Barkley then upped the ante with a rant that, depending on which side you're on, could be construed as just that.

He lit into Morey and the whole analytics side of the NBA, which has been quite prominent in the league for a while now and has been used by several teams — including the model franchise Spurs, who were at the forefront. The money quote was straight out of the "get these young guys off my lawn" playbook.

Said Barkley: "The NBA is about talent. All these guys who run these organizations who talk about analytics, they have one thing in common — they're a bunch of guys who have never played the game, and they never got the girls in high school, and they just want to get in the game."

At the heart of the matter, as usual, are two things: fear and a power struggle. Those with ideas that break from conventional wisdom (such as the increased use of an evolving number of advanced metrics in sports) tend to feel the need to shout to be heard over the din of the skeptical masses. They are also a smart bunch, and often they come off as downright haughty.

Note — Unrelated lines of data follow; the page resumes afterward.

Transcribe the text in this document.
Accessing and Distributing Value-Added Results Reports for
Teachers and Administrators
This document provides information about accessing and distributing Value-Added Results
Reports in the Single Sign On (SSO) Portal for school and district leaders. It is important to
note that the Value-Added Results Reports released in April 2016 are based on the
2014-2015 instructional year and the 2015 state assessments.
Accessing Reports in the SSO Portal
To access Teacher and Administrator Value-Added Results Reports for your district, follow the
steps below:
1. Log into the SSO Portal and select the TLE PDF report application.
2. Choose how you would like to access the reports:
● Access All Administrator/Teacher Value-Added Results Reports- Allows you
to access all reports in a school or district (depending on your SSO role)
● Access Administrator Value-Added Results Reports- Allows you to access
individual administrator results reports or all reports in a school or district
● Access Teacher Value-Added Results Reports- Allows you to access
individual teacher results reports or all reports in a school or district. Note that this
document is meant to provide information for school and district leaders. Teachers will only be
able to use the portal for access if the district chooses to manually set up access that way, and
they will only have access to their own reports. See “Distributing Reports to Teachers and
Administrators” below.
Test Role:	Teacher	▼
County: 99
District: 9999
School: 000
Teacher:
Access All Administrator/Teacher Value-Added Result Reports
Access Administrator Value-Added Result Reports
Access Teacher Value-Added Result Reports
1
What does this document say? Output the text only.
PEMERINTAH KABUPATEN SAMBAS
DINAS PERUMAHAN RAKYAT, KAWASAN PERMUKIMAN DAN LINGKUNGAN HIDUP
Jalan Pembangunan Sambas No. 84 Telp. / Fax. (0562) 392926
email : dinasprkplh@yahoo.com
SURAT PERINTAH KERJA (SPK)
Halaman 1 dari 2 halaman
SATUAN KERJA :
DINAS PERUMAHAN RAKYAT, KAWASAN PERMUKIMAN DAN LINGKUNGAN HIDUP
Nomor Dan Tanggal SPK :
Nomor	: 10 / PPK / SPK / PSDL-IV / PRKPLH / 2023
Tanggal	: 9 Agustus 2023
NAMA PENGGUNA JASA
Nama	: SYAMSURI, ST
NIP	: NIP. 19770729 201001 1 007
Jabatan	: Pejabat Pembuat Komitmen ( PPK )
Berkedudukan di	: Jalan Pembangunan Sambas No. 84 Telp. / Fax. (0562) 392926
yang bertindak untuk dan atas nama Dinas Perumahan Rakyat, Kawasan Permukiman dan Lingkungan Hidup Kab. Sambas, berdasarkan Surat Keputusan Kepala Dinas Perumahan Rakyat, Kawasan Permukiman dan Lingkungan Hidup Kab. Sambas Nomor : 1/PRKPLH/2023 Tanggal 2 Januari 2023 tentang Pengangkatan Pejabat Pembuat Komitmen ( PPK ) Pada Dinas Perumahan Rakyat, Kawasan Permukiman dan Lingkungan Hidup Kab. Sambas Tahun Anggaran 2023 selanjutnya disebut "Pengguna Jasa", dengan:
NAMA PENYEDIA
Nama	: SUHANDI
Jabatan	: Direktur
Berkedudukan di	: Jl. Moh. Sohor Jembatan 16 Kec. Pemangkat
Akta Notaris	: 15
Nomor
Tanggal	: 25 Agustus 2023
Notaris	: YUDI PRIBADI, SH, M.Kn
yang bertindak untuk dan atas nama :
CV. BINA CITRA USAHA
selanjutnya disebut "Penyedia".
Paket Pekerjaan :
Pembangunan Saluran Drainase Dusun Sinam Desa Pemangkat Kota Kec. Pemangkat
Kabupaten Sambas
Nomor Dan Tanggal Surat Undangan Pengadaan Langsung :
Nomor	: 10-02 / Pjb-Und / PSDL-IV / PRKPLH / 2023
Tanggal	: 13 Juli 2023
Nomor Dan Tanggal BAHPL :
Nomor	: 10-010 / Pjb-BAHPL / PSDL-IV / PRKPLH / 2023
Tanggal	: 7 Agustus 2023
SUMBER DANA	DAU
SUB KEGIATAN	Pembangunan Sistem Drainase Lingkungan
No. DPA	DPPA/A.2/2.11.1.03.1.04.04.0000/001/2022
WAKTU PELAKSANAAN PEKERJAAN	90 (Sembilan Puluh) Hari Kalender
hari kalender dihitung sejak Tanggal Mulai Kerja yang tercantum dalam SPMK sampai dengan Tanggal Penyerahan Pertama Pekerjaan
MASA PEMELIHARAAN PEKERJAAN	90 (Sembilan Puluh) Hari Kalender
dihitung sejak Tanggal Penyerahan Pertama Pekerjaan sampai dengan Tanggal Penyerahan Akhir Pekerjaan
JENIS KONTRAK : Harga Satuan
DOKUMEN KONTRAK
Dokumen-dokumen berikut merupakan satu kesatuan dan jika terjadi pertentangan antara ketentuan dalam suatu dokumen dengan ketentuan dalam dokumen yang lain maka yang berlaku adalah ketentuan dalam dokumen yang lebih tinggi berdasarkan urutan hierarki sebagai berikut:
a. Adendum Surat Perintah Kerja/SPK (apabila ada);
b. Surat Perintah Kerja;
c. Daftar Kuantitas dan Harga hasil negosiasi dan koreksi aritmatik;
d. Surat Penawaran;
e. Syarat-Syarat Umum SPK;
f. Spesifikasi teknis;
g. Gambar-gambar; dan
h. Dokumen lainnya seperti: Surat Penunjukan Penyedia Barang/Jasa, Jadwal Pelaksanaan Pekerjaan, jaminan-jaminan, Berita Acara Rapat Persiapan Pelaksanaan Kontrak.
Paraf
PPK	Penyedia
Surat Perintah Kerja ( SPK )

The old guard, like Barkley, want to diminish things that don't fit into their narrative and often find tired arguments to beat down the "nerds" who dare see their game in a different way.

The sad part, as usual, is that the truth does not rest at the extremes. A good statistical tool/model in basketball — to us, at least — should help confirm what you see with the naked eye … or make you re-evaluate what you think you see. It does not replace the actual sweat, talent, execution or playing of games, but rather hopes to explain or project in order to gain even the slimmest of edges in player evaluation and on-court execution.

But merely trusting a data set is just as dangerous as merely trusting the eye test. The synergy of the two is where the real power lies, as the Spurs — and others — have demonstrated year after year.

Morey probably knows this; maybe Barkley, in spite of all the bluster, knows it as well. Ego, though, is a difficult thing to check. In a power struggle like this one, meeting in the middle is often both the hardest and smartest thing.